Ulubione zespoły Noela i boskość Liama
2008-09-04 10:54:48No i rzeczywiście, żadnej sensacji tutaj nie ma, chociaż, co ciekawe, na liście nie ma Oasis, czego po Noelu można było się spodziewać. Artysta opublikował wiadomość na oficjalnej stronie internetowej kapeli dodając, że tradycyjna już debata na temat Top 10 rozpoczęła się w garderobie. Cóż, istotne.

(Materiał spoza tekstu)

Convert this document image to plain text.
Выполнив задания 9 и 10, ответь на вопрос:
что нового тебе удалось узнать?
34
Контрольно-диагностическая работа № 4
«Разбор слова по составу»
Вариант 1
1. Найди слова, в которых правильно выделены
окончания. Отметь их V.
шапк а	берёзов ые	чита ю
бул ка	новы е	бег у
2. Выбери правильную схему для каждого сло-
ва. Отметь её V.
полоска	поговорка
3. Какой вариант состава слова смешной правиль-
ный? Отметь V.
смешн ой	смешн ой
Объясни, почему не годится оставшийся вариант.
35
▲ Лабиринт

„Lista oznacza dziesięć ulubionych zespołów od zawsze i na zawsze. Bez artystów solowych, bez wokalistek, bez kolektywów (jak np. Public Enemy)” - stwierdza Noel.
O ile brak Oasis na liście jesteśmy w stanie jakoś zrozumieć, o tyle nieobecność takich formacji jak The Smiths czy The Stone Roses przyjęliśmy ze zdziwieniem. W każdym razie Gallagher wybrał te oto zespoły:
1: The Beatles
2: The Rolling Stones
3: The Who
4: Sex Pistols
5: The Kinks
6: The La's
7: Pink Floyd
8: The Bee Gees
9: The Specials
10: (Peter Green's) Fleetwood Mac
Z resztą, nawet sam Noel widzi w tym wszystkim jakiś sens. Kiedyś zapytany, czy jego kapela jest młodym ludziom bardziej potrzebna niż Bóg, odpowiedział: „Muszę powiedzieć, bez cienia wątpliwości, że to prawda. Myślę, że znaczymy dla ludzi o wiele więcej, niż wrzucanie pieniędzy na tacę i odmawianie dziesięciu Zdrowasiek co niedziela.” Ot, brytyjski mesjanizm.